For filesystem creation, we use the following with mkfs.ext4
mkfs.ext4 -T largefile -m 1 -O dir_index,extent,sparse_super -L $HDFS_LABEL
/dev/${DEV}1
By default, mkfs creates way too many inodes, so we tune it a bit with the
"largefile" option, which modifies the inode_ratio. This gives us ~2
million usable inodes on a 2TB filesystem.
As well, by default, mkfs sets the block reserve to 5%, which wastes a fair
amount of space, since this space is only accessible to the root user. We
tune this down to 1% at mkfs time, but you can use tune2fs at runtime to
change it.
I don't know that I would use writeback. This mode is problematic in the
event of a crash because it can allow old data to exist on the FS, but with
new metadata. I consider this corruption. Unless you know your
environment to be super stable (meaning no OS or hardware-induced crashes)
AND you have stable, UPS-backed power, I would steer clear of this.
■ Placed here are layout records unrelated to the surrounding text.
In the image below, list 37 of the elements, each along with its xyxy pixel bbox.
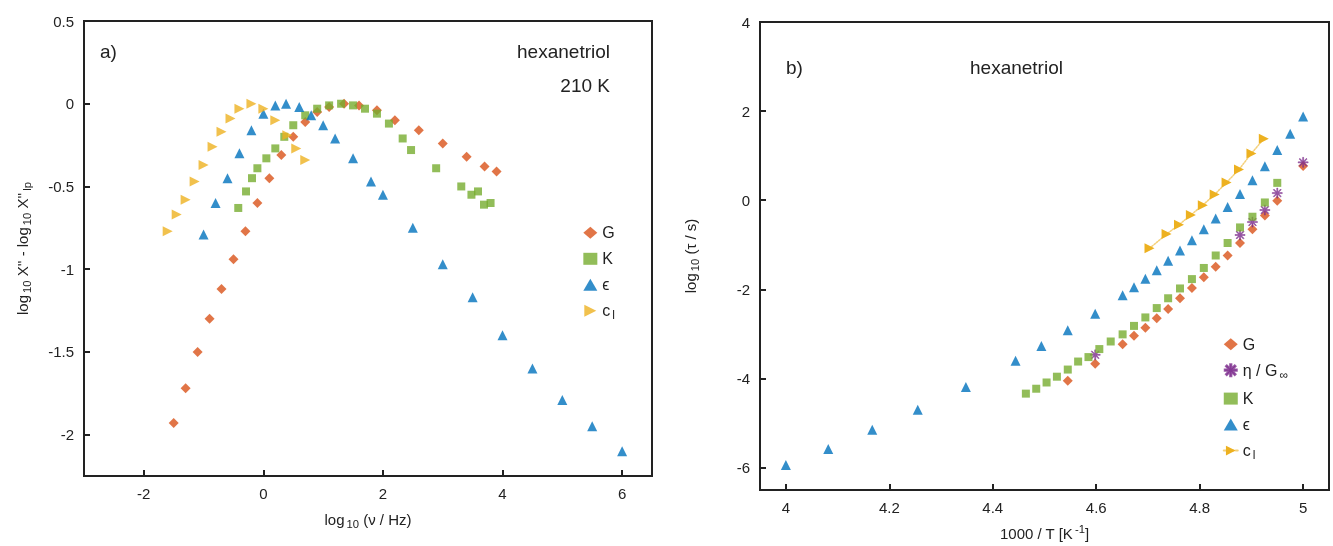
legend-label: G [1242, 335, 1256, 353]
x-tick-label: 4 [498, 485, 507, 502]
x-tick-label: 4.2 [878, 498, 900, 516]
annotation: a) [100, 41, 117, 62]
x-tick-label: -2 [137, 485, 151, 502]
x-tick-label: 0 [259, 485, 268, 502]
annotation: b) [786, 57, 803, 78]
y-tick-label: -1.5 [48, 343, 74, 361]
x-tick-label: 2 [378, 485, 388, 502]
y-tick-label: -0.5 [48, 177, 74, 195]
y-tick-label: 2 [741, 102, 750, 120]
x-tick-label: 5 [1298, 498, 1308, 516]
x-tick-label: 4.6 [1085, 498, 1107, 516]
annotation: hexanetriol [970, 57, 1063, 78]
y-tick-label: 4 [741, 13, 750, 31]
y-axis-title: log10 X'' - log10 X''lp [13, 182, 33, 315]
legend-label: G [602, 224, 615, 242]
y-tick-label: -2 [60, 426, 74, 444]
legend-label: K [1242, 390, 1254, 408]
y-tick-label: -2 [736, 280, 750, 298]
y-tick-label: -1 [60, 260, 74, 278]
y-tick-label: 0.5 [53, 12, 74, 30]
legend-label: ϵ [1242, 416, 1250, 434]
x-tick-label: 4.4 [982, 498, 1004, 516]
y-tick-label: -6 [736, 459, 750, 477]
annotation: hexanetriol [517, 41, 610, 62]
y-tick-label: 0 [741, 191, 750, 209]
legend-label: ϵ [602, 276, 610, 294]
legend-label: η / G∞ [1242, 361, 1289, 382]
annotation: 210 K [560, 75, 611, 96]
x-tick-label: 6 [617, 485, 627, 502]
y-tick-label: -4 [736, 369, 750, 387]
y-tick-label: 0 [65, 95, 74, 113]
y-axis-title: log10 (τ / s) [681, 218, 701, 294]
x-tick-label: 4 [781, 498, 791, 516]
legend-label: K [602, 250, 614, 268]
x-tick-label: 4.8 [1189, 498, 1211, 516]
If you're looking for the utmost in filesystem performance, you're better
off looking at the controller card you're using. Right now, we're using
LSI9207-8i and seeing an aggregate 1.6-1.8GBytes/sec throughput across 12
drives in JBOD. Our older LSI-based cards can only sustain maybe a quarter
of that in the same disk configuration.
Travis
On Mon, Oct 6, 2014 at 4:46 PM, Colin Kincaid Williams <[email protected]>
wrote:
> Hi,
>
> I'm trying to figure out what are more ideal settings for using ext4 on
> hadoop cluster datanodes. From the hadoop site its recommended nodelalloc
> option is chosen in the fstab. Is that still a preferred option?
>
> I read elsewhere to disable the ext4 journal, and use data=writeback.
>
> http://fenidik.blogspot.com/2010/03/ext4-disable-journal.html
>
> Finally, in some slides i read to use dir_index,sparse_super,extent when
> creating the filesystem, and mount noatime and nodiratime
>
>
> http://www.slideshare.net/leonsp/best-practices-for-deploying-hadoop-biginsights-in-the-cloud
>
>
>
>
>
>
--
Travis Campbell
[email protected]